The requirement for automatic, instant scalability is the technical heart of the bet. NEAR's co-founder, who co-authored the 2017 paper introducing the transformer architecture behind today's large language models, has framed the protocol as fundamental infrastructure for AI-driven commerce.
Dynamic resharding: the June upgrade
The centerpiece of NEAR's bet is dynamic resharding, part of network release 2.13. Sharding splits a blockchain into parallel partitions called shards, each processing transactions independently. Until now, adding a new shard required weeks of validator coordination and a governance vote. Dynamic resharding removes that human bottleneck: when a shard fills past a defined threshold, it automatically splits into more shards, adding capacity in real time without human intervention.
NEAR's leadership says the upgrade will let the network scale to many dozens of shards, with throughput exceeding major payment networks. The same upgrade also adds post-quantum-secure signatures, allowing users to rotate to quantum-safe keys, a forward-looking security measure.
The supporting pieces
Beyond dynamic resharding, NEAR has assembled other components around the AI-agent thesis. NEAR Intents provides a cross-chain settlement system, letting agents settle activity across multiple blockchains. Privacy tooling and tokenomics that tie usage to the token's value round out the strategy. Together, these pieces form a coordinated effort to become essential infrastructure for the agent economy.
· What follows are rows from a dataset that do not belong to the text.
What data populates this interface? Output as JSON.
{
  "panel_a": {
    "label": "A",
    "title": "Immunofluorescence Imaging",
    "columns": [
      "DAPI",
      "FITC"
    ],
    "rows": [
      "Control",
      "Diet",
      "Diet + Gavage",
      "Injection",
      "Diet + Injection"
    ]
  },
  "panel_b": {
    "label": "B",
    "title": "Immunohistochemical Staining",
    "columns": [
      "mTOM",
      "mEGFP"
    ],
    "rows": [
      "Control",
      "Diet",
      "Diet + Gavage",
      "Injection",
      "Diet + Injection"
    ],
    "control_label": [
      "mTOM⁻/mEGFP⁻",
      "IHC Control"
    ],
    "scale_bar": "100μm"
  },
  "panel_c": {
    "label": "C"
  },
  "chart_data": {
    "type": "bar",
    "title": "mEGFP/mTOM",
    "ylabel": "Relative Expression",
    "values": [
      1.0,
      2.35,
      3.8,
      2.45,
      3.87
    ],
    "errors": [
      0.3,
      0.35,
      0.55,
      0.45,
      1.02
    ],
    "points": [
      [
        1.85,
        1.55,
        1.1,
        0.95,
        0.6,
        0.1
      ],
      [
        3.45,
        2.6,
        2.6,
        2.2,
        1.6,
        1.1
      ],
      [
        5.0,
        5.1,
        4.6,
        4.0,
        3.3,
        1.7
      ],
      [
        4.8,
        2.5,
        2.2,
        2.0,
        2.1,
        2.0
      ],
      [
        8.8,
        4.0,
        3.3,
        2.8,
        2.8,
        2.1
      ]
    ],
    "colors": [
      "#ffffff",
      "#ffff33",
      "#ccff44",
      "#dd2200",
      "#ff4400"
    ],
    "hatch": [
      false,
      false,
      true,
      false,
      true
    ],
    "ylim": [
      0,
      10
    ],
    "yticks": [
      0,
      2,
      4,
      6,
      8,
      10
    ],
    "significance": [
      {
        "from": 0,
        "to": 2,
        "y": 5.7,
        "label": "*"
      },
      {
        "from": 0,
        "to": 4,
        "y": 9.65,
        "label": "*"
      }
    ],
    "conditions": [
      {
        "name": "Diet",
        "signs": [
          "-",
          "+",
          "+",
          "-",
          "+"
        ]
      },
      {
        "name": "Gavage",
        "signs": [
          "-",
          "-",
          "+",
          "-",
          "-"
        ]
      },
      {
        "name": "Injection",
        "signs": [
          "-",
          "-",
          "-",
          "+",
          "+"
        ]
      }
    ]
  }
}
The complication: falling usage
Despite the ambitious narrative, NEAR's on-chain usage tells a different story. Active users have been declining, indicating that the agent economy has not yet materialized. This gap between the soaring narrative and actual usage is a serious consideration for any observer. The thesis is coherent and the technology is real, but the market has not yet embraced it at scale. NEAR's bet is a concrete expression of the AI-crypto crossover, and its success depends on whether the agent economy arrives as predicted.